Sunday, 5 August 2012

Dialogue and Bridges


We need to have more dialogue. We need to build more bridges. Not only bridges over the rivers, but bridges of trust between individuals, communities, organizations, children and parents, students and teachers, people and authorities, states and countries. The list is long. The one sure way to build such bridges is through dialogue that generates trust.

We are going through tough times on almost all fronts: economic, social, political, national and international.  But instead of talking with each other, or even to each other, we are talking at each other. Hence the confusion and the chaos continue. We need good leaders who can also be great healers. Leaders who exercise power with justice, healers who bring peace through justice. Justice is the key word, but lacking to a large extent in our country and our world. Bias, favoritism, nepotism, suppression and oppression, self promotion at the cost of others, and many other factors hamper justice. Can there be peace without justice? And can there be true development without peace?

We have to ask these questions to ourselves, search within and out for answers, and articulate them in a trust enhancing dialogue. That will be a good way to celebrate sixty-five years of Independence of India this August.

Our families must be the first schools of dialogue. Children should be encouraged to take their parents in confidence and to tell them whatever they feel is wrong and unjust in their daily encounters. The parents must set the good example of dialogue among themselves and promote the same at home. The children will then be more open and articulate with others, hence healthier in their outlook. They would then be less burdened with the fear complex and suppression of unfavorable facts that cause further problems. Suicides may not then be the option to be considered. A child who is harassed physically or otherwise would feel secure to report the matter to the parents at the initial stage, averting aggravation. My thoughts go to the teenager who lost her promising life because of the shameful acts of her teacher.

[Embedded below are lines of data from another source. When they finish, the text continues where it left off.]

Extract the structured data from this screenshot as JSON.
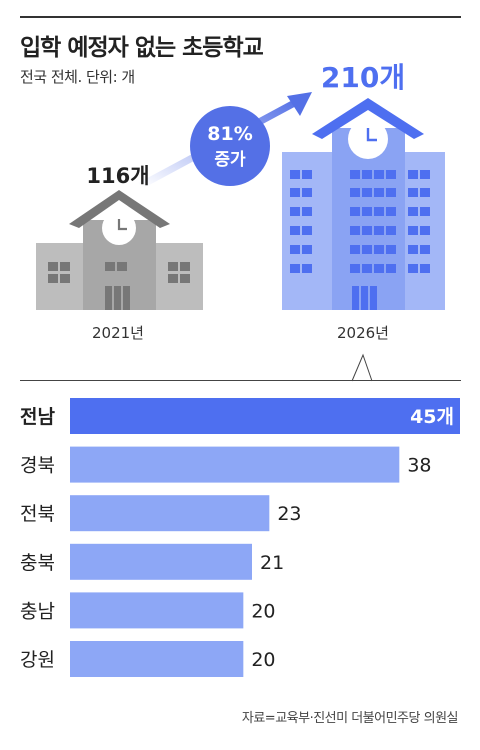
{
  "header": {
    "title": "입학 예정자 없는 초등학교",
    "subtitle": "전국 전체. 단위: 개"
  },
  "illustration": {
    "left_value": "116개",
    "left_year": "2021년",
    "right_value": "210개",
    "right_year": "2026년",
    "growth_line1": "81%",
    "growth_line2": "증가"
  },
  "colors": {
    "highlight_bar": "#4e6ff0",
    "bar": "#8da7f6",
    "school_2021": "#a9a9a9",
    "school_2026": "#8ea6f4",
    "accent": "#5470e6"
  },
  "chart_data": {
    "type": "bar",
    "orientation": "horizontal",
    "categories": [
      "전남",
      "경북",
      "전북",
      "충북",
      "충남",
      "강원"
    ],
    "values": [
      45,
      38,
      23,
      21,
      20,
      20
    ],
    "value_labels": [
      "45개",
      "38",
      "23",
      "21",
      "20",
      "20"
    ],
    "highlight": [
      "전남"
    ],
    "xlim": [
      0,
      45
    ]
  },
  "footer": {
    "source": "자료=교육부·진선미 더불어민주당 의원실"
  }
}
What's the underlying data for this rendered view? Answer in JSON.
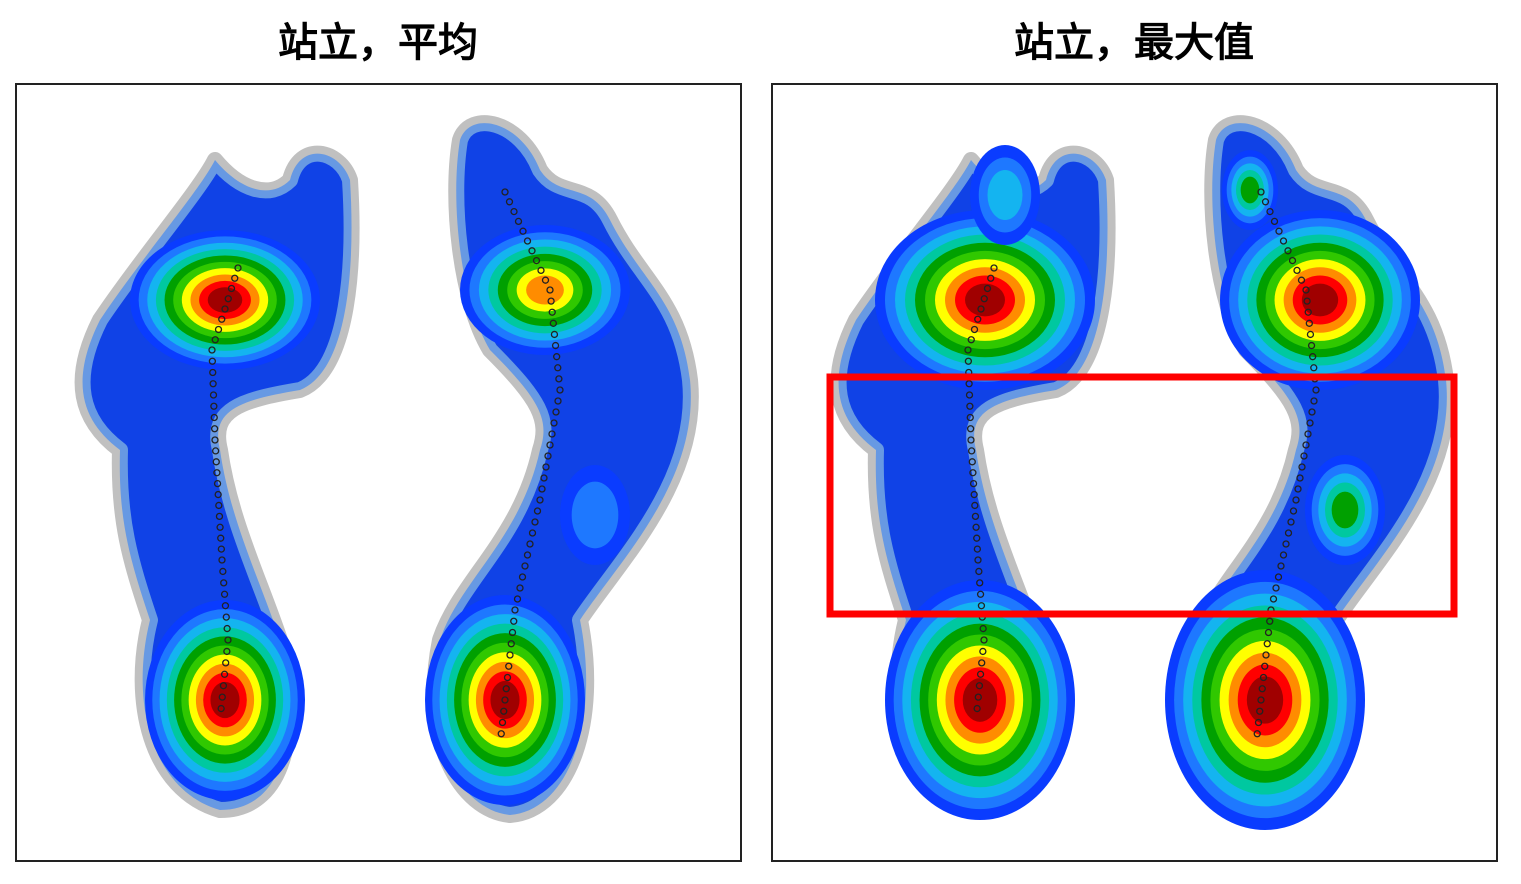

People in general are afraid of authorities. They endure injustice to avoid harassment and persecution. They curse the authorities in the silence of their hearts and in whispers to their friends. If it is so among the adults, imagine how much worse it must be among helpless children. I know of a young boy who waited, till he passed out from school, to tell his caring father about the remarks his headmaster made and the wrong type of physical punishment given to him by one of his teachers. ‘I hate that school’, he said. He knew that matters would be worse for him if his father had to confront the school authorities when he was still in school. The boy also knew that his headmaster had made those remarks because his father was an outspoken member in the Parent-Teacher Association of the school.

I have brought to light what happens in the schools because the same is repeated in organizations, establishments, offices and even within the structures of some of our holy places. As far as government and other public offices are concerned, it is the order of the day. There are a number of people who accept the injustice meted out within organizations and establishments only because they have to earn their daily bread. If they report the matter to the higher authorities, they know that the higher authorities are not likely to take any action as long as it does not affect the profit and loss account. And so life goes on. The best performers are not rewarded but those who toe the line and conform. The conformist is the king. The confrontationist is the enemy, even when the confrontation is for a just and worthy cause. That is why we have so many mediocre managers; and so many honest and hardworking men and women who never make it to the top. A man who knows his worth does not usually bow down to authorities. His or her sense of pride does not permit him or her to do that. The less your worth the more you may creep when asked to crawl. And creeping, creeping you may reach the top. The organization, the country may reach the bottom. But who cares?

We must care. We must reach out through dialogue. Even as things are bad, hope is not lost. There are some tall leaders among us whom we must project and work with. With our few tall leaders we must all become healers. Healers to those who have been suppressed by the system. Healers of victims, builders of trust.

With apologies to Rabindranath Tagore:
Where dialogue builds bridges of trust, into that heaven of freedom my Father, let my Country awake.